The beta-slip: a novel concept in transthyretin amyloidosis

Transthyretin is a tetrameric plasma protein associated with two forms of amyloid disease. The structure of the highly amyloidogenic transthyretin triple mutant TTRG53S/E54D/L55S determined at 2.3 A resolution reveals a novel conformation: the beta-slip. A three-residue shift in beta strand D places Leu-58 at the position normally occupied by Leu-55 now mutated to serine.
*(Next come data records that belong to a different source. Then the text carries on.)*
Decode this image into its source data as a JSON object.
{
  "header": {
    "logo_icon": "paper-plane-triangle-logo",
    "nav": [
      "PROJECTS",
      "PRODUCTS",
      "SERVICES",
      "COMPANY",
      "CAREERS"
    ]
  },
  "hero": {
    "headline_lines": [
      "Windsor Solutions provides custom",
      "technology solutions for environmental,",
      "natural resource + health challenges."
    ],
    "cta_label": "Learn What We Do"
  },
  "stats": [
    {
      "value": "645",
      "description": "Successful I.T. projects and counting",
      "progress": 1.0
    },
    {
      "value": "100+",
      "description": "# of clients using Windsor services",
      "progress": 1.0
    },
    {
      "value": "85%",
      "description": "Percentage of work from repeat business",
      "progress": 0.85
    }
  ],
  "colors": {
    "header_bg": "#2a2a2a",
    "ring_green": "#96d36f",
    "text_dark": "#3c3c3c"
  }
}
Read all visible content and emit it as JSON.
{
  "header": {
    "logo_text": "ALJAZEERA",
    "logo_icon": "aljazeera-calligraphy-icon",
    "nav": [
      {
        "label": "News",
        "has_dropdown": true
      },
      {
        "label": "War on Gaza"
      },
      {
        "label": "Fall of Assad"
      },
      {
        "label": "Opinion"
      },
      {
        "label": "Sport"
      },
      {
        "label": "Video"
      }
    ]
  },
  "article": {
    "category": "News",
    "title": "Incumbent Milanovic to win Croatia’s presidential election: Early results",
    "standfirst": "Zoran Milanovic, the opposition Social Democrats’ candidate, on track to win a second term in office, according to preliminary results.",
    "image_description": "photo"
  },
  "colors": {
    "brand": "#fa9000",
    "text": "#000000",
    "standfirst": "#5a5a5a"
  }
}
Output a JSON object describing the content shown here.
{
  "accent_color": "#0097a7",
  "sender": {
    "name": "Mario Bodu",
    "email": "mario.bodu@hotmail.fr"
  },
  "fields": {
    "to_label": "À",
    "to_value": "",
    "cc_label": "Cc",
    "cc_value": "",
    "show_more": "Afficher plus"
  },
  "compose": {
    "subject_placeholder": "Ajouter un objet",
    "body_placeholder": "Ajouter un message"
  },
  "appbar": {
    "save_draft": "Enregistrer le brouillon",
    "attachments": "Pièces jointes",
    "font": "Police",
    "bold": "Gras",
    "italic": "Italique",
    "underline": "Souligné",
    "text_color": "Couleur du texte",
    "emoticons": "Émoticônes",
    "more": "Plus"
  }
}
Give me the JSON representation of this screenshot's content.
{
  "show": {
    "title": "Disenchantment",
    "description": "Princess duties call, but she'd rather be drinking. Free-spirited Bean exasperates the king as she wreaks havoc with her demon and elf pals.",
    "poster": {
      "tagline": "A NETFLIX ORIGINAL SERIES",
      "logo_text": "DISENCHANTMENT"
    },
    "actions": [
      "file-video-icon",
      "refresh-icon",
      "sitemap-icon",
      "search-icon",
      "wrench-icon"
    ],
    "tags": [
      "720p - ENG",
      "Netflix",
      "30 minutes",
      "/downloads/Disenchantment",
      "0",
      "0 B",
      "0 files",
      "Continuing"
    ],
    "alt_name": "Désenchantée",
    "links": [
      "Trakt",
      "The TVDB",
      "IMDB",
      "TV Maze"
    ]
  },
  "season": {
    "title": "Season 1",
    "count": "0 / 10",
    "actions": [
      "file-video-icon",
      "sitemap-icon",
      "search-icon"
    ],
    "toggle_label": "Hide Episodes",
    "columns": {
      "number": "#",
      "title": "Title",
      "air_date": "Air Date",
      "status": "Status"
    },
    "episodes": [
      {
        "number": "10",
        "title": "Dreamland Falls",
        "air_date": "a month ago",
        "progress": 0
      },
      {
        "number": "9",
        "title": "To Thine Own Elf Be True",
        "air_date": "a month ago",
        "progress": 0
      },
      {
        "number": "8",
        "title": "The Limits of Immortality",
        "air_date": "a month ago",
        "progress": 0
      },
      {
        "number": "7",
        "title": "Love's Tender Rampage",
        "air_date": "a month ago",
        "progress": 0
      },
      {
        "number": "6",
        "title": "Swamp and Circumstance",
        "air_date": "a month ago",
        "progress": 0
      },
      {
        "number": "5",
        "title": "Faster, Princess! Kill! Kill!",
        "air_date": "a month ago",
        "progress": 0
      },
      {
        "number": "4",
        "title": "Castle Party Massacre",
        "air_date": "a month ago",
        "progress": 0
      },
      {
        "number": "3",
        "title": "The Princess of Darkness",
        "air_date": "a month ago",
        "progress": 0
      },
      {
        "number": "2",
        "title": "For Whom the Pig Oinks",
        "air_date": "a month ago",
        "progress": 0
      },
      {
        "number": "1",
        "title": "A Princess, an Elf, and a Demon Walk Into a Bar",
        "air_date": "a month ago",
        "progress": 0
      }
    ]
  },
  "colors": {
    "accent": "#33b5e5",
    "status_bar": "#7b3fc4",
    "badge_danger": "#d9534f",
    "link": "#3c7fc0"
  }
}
The beta-slip is best defined in two of the four monomers, where it makes new protein-protein interactions to an area normally involved in complex formation with retinol-binding protein. This interaction creates unique packing arrangements, where two protein helices combine to form a double helix in agreement with fiber diffraction and electron microscopy data. Based on these findings, a novel model for transthyretin amyloid formation is presented.